Os vícios em jogos de azar frequentemente envolvem um nível elevado de ansiedade, transformando-se em uma adicção perigosa. Segundo o psicólogo Alexandro Cruz, professor do curso de Psicologia do Centro Universitário Estácio São Luís, a ansiedade relacionada ao jogo de azar pode ser comparada a um vício, já que a repetição do ato busca uma sensação de prazer. “A pessoa investe cada vez mais tempo e recursos financeiros, levando muitas vezes ao esgotamento de ambos”, afirma Cruz. Com o tempo, as responsabilidades cotidianas começam a ser afetadas como o trabalho, os estudos e a atenção à família.
Mas o verdadeiro sinal de que a situação estava fora de controle veio quando a saúde da filha de Gardênia, de apenas 10 anos, foi afetada. “Houve um momento específico que até hoje me atormenta. Minha filha estava doente e precisava de um medicamento caro que eu deveria ter comprado. Em vez disso, usei o dinheiro para tentar a sorte em um cassino online. A culpa e o remorso me consomem até hoje”, lamenta.
Crescimento em todo o Brasil
O vício em jogos de azar, conhecido como jogo patológico ou ludomania, é um transtorno sério que afeta profundamente a vida pessoal, profissional e social dos indivíduos. Esse transtorno tem lotado os consultórios de psicólogos em todo o país. Segundo dados do Ministério da Saúde, o número de atendimentos psicológicos realizados para pessoas com dependência em jogos de azar nos Centros de Atenção Psicossocial (CAPS) e na Atenção Primária à Saúde (APS) saltou de 108 para 1.290 entre 2018 e 2023, representando um aumento de 1.094%.
Pacientes com esse quadro só se dão conta do prejuízo quando chegam ao extremo da perda de qualidade de vida. “O vício em apostas pode inclusive colocar a vida do dependente em risco, porque muitos deles contraem dívidas com agiotas e, não conseguindo pagar essa dívida perigosa, são ameaçados de morte”, avalia o psicólogo.
Os sintomas comportamentais e emocionais do vício em jogos de azar incluem: preocupação excessiva com jogos; aumento da frequência e do tempo dedicado ao jogo; tentativas de recuperação de perdas financeiras; atos ilegais para financiar o vício; sentimentos de ansiedade, irritabilidade, depressão e desespero, relacionados às apostas online.
Intervenção e tratamento
Em São Luís, a acessibilidade aos jogos clandestinos agrava a situação. Jogos de aposta online são uma prática comum na cidade, e a popularidade crescente desses jogos intensifica o problema. “A busca por enriquecimento rápido e arriscado leva a pensamentos irracionais e à crença fantasiosa de que se pode vencer, aprisionando a pessoa em sua ansiedade”, alerta Cruz. A falta de campanhas educacionais e políticas públicas para combater essa prática contribui para o aumento dos casos de vício em jogos de azar.
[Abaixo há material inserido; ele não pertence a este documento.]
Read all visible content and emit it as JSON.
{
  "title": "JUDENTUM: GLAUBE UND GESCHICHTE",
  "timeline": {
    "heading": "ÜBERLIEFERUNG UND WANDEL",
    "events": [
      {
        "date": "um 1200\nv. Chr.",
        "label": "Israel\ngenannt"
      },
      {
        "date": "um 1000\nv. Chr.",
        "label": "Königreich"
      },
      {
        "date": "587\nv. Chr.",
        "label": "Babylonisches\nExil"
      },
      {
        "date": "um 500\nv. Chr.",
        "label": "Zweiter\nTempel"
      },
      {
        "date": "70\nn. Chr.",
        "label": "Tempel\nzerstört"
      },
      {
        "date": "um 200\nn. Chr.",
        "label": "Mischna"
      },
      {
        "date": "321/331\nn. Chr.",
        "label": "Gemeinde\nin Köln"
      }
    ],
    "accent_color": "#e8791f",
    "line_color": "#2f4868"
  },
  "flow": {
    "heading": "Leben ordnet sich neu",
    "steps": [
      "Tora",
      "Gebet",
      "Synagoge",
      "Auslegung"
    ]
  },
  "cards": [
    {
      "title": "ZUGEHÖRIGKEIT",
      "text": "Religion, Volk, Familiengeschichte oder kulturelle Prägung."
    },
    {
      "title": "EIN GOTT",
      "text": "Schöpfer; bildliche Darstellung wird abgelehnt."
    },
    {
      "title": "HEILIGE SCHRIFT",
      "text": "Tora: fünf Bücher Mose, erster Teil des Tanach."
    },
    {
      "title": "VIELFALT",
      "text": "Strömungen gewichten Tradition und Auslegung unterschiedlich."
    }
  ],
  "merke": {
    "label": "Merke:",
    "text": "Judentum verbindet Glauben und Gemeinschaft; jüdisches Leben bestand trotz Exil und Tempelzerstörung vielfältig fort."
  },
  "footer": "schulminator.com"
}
Quando uma pessoa está sofrendo as consequências da perda financeira, como ansiedade generalizada e descontrolada, é crucial procurar ajuda. O primeiro passo é a intervenção psiquiátrica, com consulta a um especialista, que pode avaliar o tratamento da ansiedade e do vício sob o ponto de vista químico. “O tratamento é multifacetado e envolve uma equipe interdisciplinar. A psicoterapia, associada à psicofarmacologia, é essencial, além do apoio familiar e dos amigos”, afirma o psicólogo Alexandro Cruz.
Além disso, as políticas públicas também desempenham um papel importante. O tratamento em centros específicos para adicções (vícios), como os CAPS e clínicas particulares, oferece um ambiente de recuperação intensiva. “Essas instituições ajudam a pessoa a refletir, acompanhar e se instrumentalizar para lidar com a ansiedade e evitar recaídas futuras”, conclui o psicólogo.
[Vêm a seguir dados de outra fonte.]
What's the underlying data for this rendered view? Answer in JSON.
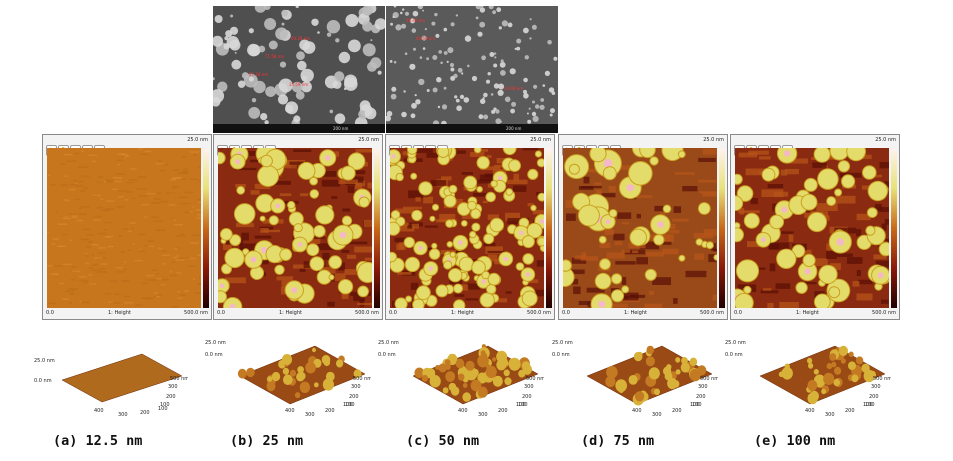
{
  "sem": {
    "left": {
      "annotations": [
        "64.28 nm",
        "71.58 nm",
        "87.18 nm",
        "35.59 nm"
      ],
      "scale": "200 nm"
    },
    "right": {
      "annotations": [
        "29.40 nm",
        "40.58 nm",
        "23.48 nm"
      ],
      "scale": "200 nm"
    }
  },
  "afm": {
    "z_max": "25.0 nm",
    "x_min": "0.0",
    "x_max": "500.0 nm",
    "channel": "1: Height",
    "palette": [
      "#fff2f0",
      "#e8e27a",
      "#c86a1a",
      "#8a1a0a",
      "#200000"
    ],
    "toolbar_icons": [
      "wand-icon",
      "hand-icon",
      "magnifier-icon",
      "zoom-in-icon",
      "zoom-out-icon"
    ]
  },
  "surface_axis": {
    "z_top": "25.0 nm",
    "z_bottom": "0.0 nm",
    "x_ticks": [
      "100",
      "200",
      "300",
      "400",
      "500 nm"
    ],
    "y_ticks": [
      "100",
      "200",
      "300",
      "400",
      "500 nm"
    ]
  },
  "captions": [
    "(a) 12.5 nm",
    "(b) 25 nm",
    "(c) 50 nm",
    "(d) 75 nm",
    "(e) 100 nm"
  ]
}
A história de Ana é um lembrete de que o vício em jogos de azar pode destruir vidas, mas com apoio e tratamento adequado, é possível superar essa luta. Hoje, com o apoio familiar e a participação em grupos de apoio, Ana está determinada a ser uma mãe melhor e a reconstruir a confiança perdida em si própria. “Compartilho minha história para alertar sobre os perigos dos jogos de azar e encorajar a busca por ajuda”, finaliza.